I’d like to be able to report that her incredibly intense work is all produced by hand, but although she begins with a pencil drawing or sketch she then scans that into Photoshop and works with innumerable layers and files to create the final piece. She still draws for pleasure, though (the impression of Prague, right, was produced for the fun of it after a recent weekend trip. “I like wonky lines and a lot of detail,” she says, which doesn’t even begin to hint at the systematic level of complexity she employs to turn the original idea into the finished article. It’s no surprise to learn that she looks at the illustrations before the features in every magazine or paper she picks up.
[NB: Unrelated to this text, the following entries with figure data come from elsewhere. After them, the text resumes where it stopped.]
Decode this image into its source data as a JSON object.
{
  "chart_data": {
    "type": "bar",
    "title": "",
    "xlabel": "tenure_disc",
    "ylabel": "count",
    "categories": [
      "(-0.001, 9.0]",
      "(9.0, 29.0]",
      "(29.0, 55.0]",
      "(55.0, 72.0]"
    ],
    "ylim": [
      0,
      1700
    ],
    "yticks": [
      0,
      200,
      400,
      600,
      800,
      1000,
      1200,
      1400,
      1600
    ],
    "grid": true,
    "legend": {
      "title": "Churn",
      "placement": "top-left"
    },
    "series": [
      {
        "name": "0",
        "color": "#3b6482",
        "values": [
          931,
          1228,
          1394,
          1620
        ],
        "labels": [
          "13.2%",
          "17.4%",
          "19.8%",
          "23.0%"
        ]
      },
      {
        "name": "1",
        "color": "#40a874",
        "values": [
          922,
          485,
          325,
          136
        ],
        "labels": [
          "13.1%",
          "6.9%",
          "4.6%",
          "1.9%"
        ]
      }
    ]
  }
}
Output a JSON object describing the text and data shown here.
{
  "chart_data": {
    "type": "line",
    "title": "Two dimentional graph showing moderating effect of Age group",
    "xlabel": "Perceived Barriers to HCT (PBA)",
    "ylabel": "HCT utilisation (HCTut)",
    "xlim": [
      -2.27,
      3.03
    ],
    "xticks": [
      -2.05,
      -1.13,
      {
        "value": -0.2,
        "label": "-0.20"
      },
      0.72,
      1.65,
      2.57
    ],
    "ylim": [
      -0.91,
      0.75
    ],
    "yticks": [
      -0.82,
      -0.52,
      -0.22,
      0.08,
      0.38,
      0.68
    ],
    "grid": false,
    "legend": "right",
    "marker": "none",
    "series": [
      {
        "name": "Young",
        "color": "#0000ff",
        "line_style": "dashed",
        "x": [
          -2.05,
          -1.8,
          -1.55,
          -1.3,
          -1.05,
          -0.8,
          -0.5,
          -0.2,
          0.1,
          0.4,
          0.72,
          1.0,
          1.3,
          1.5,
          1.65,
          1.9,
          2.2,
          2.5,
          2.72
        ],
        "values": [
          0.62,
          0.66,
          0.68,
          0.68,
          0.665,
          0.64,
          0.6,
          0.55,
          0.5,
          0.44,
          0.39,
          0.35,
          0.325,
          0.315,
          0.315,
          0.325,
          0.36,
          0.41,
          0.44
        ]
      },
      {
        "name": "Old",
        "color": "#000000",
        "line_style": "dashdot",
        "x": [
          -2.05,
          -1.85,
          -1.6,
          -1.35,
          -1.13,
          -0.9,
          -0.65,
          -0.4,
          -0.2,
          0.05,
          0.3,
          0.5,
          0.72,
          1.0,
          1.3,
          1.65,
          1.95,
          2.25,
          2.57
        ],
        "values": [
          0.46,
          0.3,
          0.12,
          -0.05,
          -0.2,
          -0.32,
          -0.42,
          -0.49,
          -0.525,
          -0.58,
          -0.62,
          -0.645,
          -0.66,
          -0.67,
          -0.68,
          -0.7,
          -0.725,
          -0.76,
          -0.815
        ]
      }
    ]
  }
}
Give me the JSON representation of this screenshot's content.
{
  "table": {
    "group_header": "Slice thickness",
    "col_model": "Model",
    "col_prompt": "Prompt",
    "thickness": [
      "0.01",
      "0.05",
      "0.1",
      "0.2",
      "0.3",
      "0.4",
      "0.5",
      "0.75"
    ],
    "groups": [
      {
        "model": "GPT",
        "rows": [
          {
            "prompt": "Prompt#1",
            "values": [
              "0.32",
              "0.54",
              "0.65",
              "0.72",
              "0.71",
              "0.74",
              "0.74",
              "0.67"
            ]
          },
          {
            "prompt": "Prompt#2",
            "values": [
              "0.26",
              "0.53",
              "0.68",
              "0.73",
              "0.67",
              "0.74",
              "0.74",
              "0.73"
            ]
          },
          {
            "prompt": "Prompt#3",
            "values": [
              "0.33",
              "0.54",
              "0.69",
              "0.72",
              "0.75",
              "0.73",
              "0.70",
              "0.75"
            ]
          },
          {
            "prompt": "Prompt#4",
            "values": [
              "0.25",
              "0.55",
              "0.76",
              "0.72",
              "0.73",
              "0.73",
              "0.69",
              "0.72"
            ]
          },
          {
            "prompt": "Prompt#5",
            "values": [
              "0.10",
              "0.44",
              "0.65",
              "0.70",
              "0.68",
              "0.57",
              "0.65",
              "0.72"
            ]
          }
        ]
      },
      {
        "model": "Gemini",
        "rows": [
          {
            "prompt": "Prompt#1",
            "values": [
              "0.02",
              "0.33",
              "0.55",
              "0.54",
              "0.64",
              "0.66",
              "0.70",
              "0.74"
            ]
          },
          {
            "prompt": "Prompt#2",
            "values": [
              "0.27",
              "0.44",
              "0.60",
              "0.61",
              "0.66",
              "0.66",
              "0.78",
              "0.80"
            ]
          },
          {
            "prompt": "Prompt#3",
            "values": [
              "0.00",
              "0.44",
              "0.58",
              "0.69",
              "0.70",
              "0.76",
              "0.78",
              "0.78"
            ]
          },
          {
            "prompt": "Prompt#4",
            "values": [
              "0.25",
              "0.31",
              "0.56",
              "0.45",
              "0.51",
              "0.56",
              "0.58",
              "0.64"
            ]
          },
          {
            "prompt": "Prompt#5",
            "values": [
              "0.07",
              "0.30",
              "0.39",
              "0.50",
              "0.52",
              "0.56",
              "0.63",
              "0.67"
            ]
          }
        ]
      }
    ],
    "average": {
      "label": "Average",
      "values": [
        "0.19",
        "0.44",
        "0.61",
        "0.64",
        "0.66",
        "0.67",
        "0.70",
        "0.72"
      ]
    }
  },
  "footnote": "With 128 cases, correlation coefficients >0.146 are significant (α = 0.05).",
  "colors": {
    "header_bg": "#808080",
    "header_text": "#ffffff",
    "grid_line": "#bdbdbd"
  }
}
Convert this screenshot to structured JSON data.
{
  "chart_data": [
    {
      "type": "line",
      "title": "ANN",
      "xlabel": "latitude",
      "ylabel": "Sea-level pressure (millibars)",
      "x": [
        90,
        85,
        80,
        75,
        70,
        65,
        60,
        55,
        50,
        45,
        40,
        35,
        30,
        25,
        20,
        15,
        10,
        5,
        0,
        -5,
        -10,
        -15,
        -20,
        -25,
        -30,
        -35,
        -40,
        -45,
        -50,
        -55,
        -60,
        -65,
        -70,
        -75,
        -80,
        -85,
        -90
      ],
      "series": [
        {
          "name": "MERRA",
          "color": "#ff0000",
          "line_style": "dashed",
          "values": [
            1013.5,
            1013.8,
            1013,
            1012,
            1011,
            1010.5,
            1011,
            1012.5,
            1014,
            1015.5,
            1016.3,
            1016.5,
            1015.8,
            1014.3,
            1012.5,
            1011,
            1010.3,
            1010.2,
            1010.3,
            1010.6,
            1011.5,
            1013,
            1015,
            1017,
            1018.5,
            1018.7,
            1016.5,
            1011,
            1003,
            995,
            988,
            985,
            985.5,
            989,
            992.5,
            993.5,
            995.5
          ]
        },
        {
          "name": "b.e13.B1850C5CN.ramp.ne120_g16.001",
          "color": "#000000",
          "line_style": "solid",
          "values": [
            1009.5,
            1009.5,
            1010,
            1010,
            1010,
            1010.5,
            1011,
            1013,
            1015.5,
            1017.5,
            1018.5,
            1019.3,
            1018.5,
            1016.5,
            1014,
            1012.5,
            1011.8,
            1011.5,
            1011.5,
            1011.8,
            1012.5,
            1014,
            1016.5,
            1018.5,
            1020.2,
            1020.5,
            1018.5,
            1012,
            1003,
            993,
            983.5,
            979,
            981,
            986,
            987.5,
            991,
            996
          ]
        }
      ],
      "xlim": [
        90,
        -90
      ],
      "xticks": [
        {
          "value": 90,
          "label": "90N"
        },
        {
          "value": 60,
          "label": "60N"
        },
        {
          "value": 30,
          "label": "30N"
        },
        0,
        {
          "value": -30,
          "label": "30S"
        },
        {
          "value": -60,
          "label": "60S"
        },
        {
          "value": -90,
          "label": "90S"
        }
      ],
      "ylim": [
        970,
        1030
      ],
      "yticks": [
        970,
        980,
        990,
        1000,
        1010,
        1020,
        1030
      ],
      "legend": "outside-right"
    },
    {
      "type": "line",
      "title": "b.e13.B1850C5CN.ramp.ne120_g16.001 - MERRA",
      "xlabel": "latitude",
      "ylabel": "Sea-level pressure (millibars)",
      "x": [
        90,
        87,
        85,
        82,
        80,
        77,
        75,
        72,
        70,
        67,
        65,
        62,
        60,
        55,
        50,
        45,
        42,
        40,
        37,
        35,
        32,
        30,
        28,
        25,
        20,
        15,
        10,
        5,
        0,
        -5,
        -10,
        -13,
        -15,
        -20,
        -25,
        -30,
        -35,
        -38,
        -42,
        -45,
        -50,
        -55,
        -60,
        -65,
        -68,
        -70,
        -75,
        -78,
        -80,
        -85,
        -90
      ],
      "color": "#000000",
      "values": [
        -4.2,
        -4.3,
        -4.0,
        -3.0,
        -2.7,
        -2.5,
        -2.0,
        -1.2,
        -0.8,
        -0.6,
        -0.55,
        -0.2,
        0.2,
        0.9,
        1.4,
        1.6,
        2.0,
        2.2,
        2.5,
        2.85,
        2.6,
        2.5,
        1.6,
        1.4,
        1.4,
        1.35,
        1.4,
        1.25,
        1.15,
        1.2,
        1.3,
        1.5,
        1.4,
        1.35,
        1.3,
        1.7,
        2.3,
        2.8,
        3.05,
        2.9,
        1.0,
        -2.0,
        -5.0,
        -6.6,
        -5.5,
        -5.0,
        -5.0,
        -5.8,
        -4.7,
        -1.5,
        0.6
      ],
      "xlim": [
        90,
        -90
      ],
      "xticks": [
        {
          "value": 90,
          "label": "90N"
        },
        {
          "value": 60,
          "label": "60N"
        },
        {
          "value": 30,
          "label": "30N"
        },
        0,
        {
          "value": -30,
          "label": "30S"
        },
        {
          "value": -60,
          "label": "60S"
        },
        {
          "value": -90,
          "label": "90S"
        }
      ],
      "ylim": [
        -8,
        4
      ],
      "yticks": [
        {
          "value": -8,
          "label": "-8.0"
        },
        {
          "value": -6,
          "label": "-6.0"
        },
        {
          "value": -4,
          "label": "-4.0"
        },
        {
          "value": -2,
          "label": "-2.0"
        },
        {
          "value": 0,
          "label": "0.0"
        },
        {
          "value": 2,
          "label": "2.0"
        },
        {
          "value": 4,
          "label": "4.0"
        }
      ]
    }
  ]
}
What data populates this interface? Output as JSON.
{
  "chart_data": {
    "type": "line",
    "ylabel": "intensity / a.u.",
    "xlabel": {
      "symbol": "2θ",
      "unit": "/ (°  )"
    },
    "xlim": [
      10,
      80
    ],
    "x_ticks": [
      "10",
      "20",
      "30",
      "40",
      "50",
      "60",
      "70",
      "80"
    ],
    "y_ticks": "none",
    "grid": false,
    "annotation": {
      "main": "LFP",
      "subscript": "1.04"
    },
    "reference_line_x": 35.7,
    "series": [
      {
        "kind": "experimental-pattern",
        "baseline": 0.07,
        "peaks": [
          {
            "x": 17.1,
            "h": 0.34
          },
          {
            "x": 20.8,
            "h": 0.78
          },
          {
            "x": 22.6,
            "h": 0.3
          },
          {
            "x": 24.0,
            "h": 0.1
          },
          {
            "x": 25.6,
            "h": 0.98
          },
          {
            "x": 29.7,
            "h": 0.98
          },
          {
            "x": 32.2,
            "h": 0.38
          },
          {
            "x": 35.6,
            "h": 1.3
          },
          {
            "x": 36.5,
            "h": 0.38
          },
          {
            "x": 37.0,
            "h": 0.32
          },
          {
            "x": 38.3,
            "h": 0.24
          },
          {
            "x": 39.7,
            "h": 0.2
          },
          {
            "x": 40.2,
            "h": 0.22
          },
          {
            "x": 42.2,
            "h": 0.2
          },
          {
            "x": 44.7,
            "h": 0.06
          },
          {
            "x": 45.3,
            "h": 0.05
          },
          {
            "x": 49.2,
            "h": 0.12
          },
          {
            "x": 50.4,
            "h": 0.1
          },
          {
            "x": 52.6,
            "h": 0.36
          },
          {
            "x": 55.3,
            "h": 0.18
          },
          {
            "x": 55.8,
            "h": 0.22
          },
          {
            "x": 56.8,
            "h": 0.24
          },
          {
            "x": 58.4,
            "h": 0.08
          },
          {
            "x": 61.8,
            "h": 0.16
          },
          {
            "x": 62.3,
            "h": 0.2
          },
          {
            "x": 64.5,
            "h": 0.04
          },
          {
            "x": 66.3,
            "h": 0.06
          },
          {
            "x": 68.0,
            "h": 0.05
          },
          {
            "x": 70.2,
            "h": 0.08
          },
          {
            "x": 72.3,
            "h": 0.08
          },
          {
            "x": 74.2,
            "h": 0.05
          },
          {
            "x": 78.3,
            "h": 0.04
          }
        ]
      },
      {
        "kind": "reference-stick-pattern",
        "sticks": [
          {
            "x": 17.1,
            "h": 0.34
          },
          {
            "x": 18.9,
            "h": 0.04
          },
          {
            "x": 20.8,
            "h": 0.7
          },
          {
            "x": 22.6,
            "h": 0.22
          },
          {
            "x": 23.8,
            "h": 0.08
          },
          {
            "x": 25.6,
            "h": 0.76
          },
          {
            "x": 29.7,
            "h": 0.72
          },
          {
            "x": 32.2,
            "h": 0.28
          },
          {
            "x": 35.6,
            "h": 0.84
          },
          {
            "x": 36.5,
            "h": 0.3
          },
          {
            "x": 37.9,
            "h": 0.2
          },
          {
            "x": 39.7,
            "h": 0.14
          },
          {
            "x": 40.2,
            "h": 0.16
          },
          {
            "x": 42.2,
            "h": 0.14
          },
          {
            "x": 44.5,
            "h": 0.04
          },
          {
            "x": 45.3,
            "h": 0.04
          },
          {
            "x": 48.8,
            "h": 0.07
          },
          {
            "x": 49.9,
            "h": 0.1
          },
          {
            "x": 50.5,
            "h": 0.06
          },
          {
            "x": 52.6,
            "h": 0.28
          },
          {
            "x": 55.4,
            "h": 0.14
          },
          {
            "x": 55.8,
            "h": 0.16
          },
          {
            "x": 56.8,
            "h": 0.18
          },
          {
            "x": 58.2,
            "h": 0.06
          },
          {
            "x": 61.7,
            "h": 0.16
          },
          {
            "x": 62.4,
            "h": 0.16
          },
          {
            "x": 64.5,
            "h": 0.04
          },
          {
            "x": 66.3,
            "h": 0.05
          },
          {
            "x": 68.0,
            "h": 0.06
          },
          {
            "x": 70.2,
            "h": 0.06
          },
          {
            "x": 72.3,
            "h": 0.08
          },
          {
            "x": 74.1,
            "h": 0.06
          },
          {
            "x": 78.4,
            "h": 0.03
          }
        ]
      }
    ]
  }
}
Her inspiration is wide-ranging – Victorian patterns, handwriting, vintage ephemera – and the artists she admires are just as varied. German Olaf Hajek gets the thumbs up for creating work that he likes, but that others want to buy into; “his work is not commercial,” Lindsey explains, “but its application is.” Hajek’s style has a strong element of magic realism – “portraits with flowers coming out of the hair” – and while Lindsey’s pieces are perhaps more straightforward, it’s easy to see Hajek’s influence. Londoner Clare Mallison (whose drawings accompany the Dinner Tonight column in The Times every day) is another favourite; Lindsey admires Mallison’s penmanship, and her vivid hand-rendering. Then there’s David Sparshott, also a Londoner, whose work has recently appeared in the New York Times… “He’s very traditional,” Lindsey says admiringly. “You can see his passion for drawing just by looking at his work.”